En effet, il n’a pas la même signification selon les organisations ou même le rôle que l’on peut avoir dans cette organisation…

Superviser ses activités qu’est-ce que cela veut dire ?

Je dirais que cela dépend. Je reconnais qu’une telle réponse ne fait pas vraiment progresser le débat mais elle n’est pas qu’innocente!

Commençons par revenir à la définition de ce mot de « superviser ». Selon le dictionnaire, il s’agit de « contrôler la réalisation d’un travail accompli par d’autres ». Donc superviser ses activités au sein d’une entreprise signifierait s’assurer qu’elles se déroulent correctement. Et si ce n’est pas le cas, pouvoir prendre les mesures nécessaires en cas de dérive.

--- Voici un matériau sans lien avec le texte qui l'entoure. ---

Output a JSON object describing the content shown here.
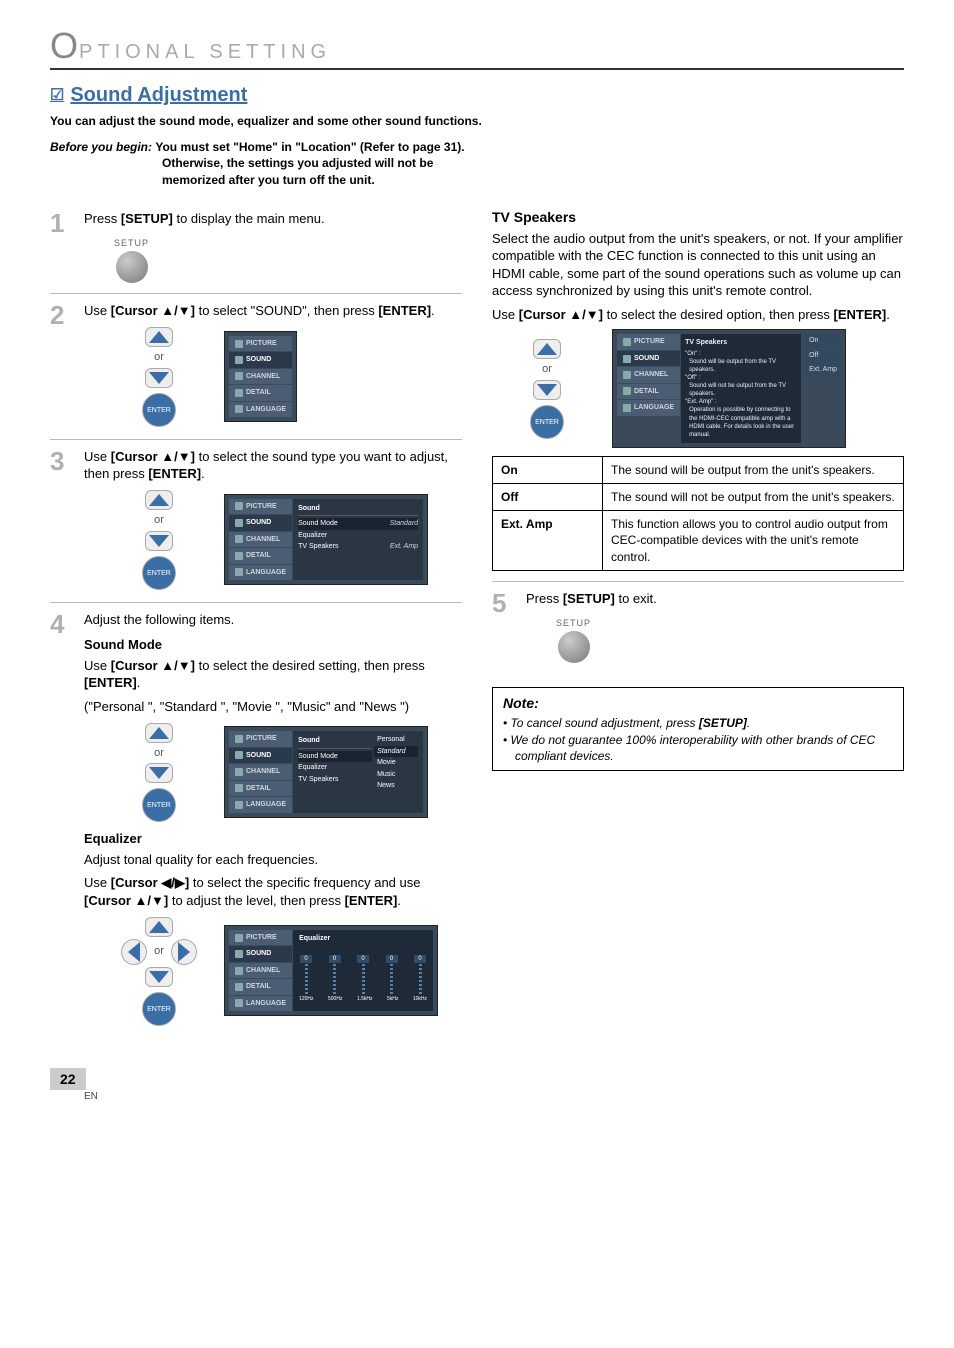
{
  "header": {
    "o": "O",
    "rest": "PTIONAL  SETTING"
  },
  "title": "Sound Adjustment",
  "intro": "You can adjust the sound mode, equalizer and some other sound functions.",
  "before": {
    "label": "Before you begin:",
    "line1": "You must set \"Home\" in \"Location\" (Refer to page 31).",
    "line2": "Otherwise, the settings you adjusted will not be",
    "line3": "memorized after you turn off the unit."
  },
  "steps": {
    "s1": {
      "t1": "Press ",
      "b1": "[SETUP]",
      "t2": " to display the main menu.",
      "setup_label": "SETUP"
    },
    "s2": {
      "t1": "Use ",
      "b1": "[Cursor ▲/▼]",
      "t2": " to select \"SOUND\", then press ",
      "b2": "[ENTER]",
      "t3": "."
    },
    "s3": {
      "t1": "Use ",
      "b1": "[Cursor ▲/▼]",
      "t2": " to select the sound type you want to adjust, then press ",
      "b2": "[ENTER]",
      "t3": "."
    },
    "s4": {
      "t1": "Adjust the following items."
    },
    "s5": {
      "t1": "Press ",
      "b1": "[SETUP]",
      "t2": " to exit.",
      "setup_label": "SETUP"
    }
  },
  "soundMode": {
    "h": "Sound Mode",
    "p1a": "Use ",
    "p1b": "[Cursor ▲/▼]",
    "p1c": " to select the desired setting, then press ",
    "p1d": "[ENTER]",
    "p1e": ".",
    "p2": "(\"Personal \", \"Standard \", \"Movie \", \"Music\" and \"News \")"
  },
  "equalizer": {
    "h": "Equalizer",
    "p1": "Adjust tonal quality for each frequencies.",
    "p2a": "Use ",
    "p2b": "[Cursor ◀/▶]",
    "p2c": " to select the specific frequency and use ",
    "p2d": "[Cursor ▲/▼]",
    "p2e": " to adjust the level, then press ",
    "p2f": "[ENTER]",
    "p2g": "."
  },
  "tvSpeakers": {
    "h": "TV Speakers",
    "p": "Select the audio output from the unit's speakers, or not. If your amplifier compatible with the CEC function is connected to this unit using an HDMI cable, some part of the sound operations such as volume up can access synchronized by using this unit's remote control.",
    "p2a": "Use ",
    "p2b": "[Cursor ▲/▼]",
    "p2c": " to select the desired option, then press ",
    "p2d": "[ENTER]",
    "p2e": "."
  },
  "tvTable": {
    "r1k": "On",
    "r1v": "The sound will be output from the unit's speakers.",
    "r2k": "Off",
    "r2v": "The sound will not be output from the unit's speakers.",
    "r3k": "Ext. Amp",
    "r3v": "This function allows you to control audio output from CEC-compatible devices with the unit's remote control."
  },
  "note": {
    "h": "Note:",
    "n1a": "To cancel sound adjustment, press ",
    "n1b": "[SETUP]",
    "n1c": ".",
    "n2": "We do not guarantee 100% interoperability with other brands of CEC compliant devices."
  },
  "menu": {
    "picture": "PICTURE",
    "sound": "SOUND",
    "channel": "CHANNEL",
    "detail": "DETAIL",
    "language": "LANGUAGE",
    "soundHdr": "Sound",
    "smode": "Sound Mode",
    "std": "Standard",
    "eq": "Equalizer",
    "tvs": "TV Speakers",
    "extamp": "Ext. Amp",
    "personal": "Personal",
    "movie": "Movie",
    "music": "Music",
    "news": "News",
    "eqHdr": "Equalizer",
    "f1": "120Hz",
    "f2": "500Hz",
    "f3": "1.5kHz",
    "f4": "5kHz",
    "f5": "10kHz",
    "zero": "0",
    "tvsHdr": "TV Speakers",
    "tvsOn": "On",
    "tvsOff": "Off",
    "tvsExt": "Ext. Amp",
    "tvsDesc1": "\"On\" :",
    "tvsDesc1b": "Sound will be output from the TV speakers.",
    "tvsDesc2": "\"Off\" :",
    "tvsDesc2b": "Sound will not be output from the TV speakers.",
    "tvsDesc3": "\"Ext. Amp\" :",
    "tvsDesc3b": "Operation is possible by connecting to the HDMI-CEC compatible amp with a HDMI cable. For details look in the user manual."
  },
  "dpad": {
    "or": "or",
    "enter": "ENTER"
  },
  "footer": {
    "page": "22",
    "en": "EN"
  }
}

Mais cela reste encore un peu nébuleux. En effet, ce concept de supervision n’a pas la même signification selon les organisations ou même le rôle que l’on peut avoir dans cette organisation.

Il semble évident que superviser une activité qui s’étale sur plusieurs jours ou mois n’a rien à voir avec superviser une activité qui se déroule de façon quasi instantanée, sur quelques minutes ou quelques heures.

De même, on conçoit que les besoins de supervision d’un responsable IT, d’un opérationnel métier ou d’un manager diffèrent. De manière simple, on peut dire que superviser revient à s’assurer que l’on remplit bien sa propre mission.

Nous allons voir ici ce que signifie superviser ses activités selon le rôle mais aussi selon les activités des organisations.

Superviser ses activités d’un point de vue informatique

Nous sommes tous conscients du rôle central de l’informatique dans les organisations. Les entreprises ont très vite réalisé que l’outil informatique pouvait s’avérer imparfait et parfois excessivement fragile.

La supervision sous l’angle de l’informatique consiste à s’assurer que tous les éléments du système d’information de l’entreprise sont opérationnels. Et ceci aussi bien d’un point de vue de l’infrastructure que des applications.

Pour la plupart des entreprises, ce type de supervision est aujourd’hui maîtrisée. Les sociétés disposent d’une cellule (la Control Room IT) en charge de contrôler en permanence la disponibilité et la performance du SI. Ces cellules supervisent en continu aussi bien les éléments d’infrastructure que les différentes applications utilisées par l’entreprise.

Ce type de surveillance s’est tellement banalisée qu’il n’est pas rare de voir des entreprises externaliser cette activité.

Si cette supervision reste indispensable, elle ne répond pas pour autant aux besoins des opérationnels métier et des managers métier.

La supervision : les opérationnels métier aussi en ont besoin!

En effet, il ne faut pourtant pas croire que le sujet se limite à la sphère IT. 

D’abord parce que, même si les équipes IT n’en voient pas toujours l’intérêt, elles ont elles-mêmes besoin d’une supervision métier. Elles doivent être focalisées sur la qualité de service délivrée au client interne. Dès lors, l’impact métier est primordial pour déterminer ses priorités. Il faut donc qu’IT et Métier parlent le même langage et partagent la compréhension des conséquences business de tel ou tel dysfonctionnement technique.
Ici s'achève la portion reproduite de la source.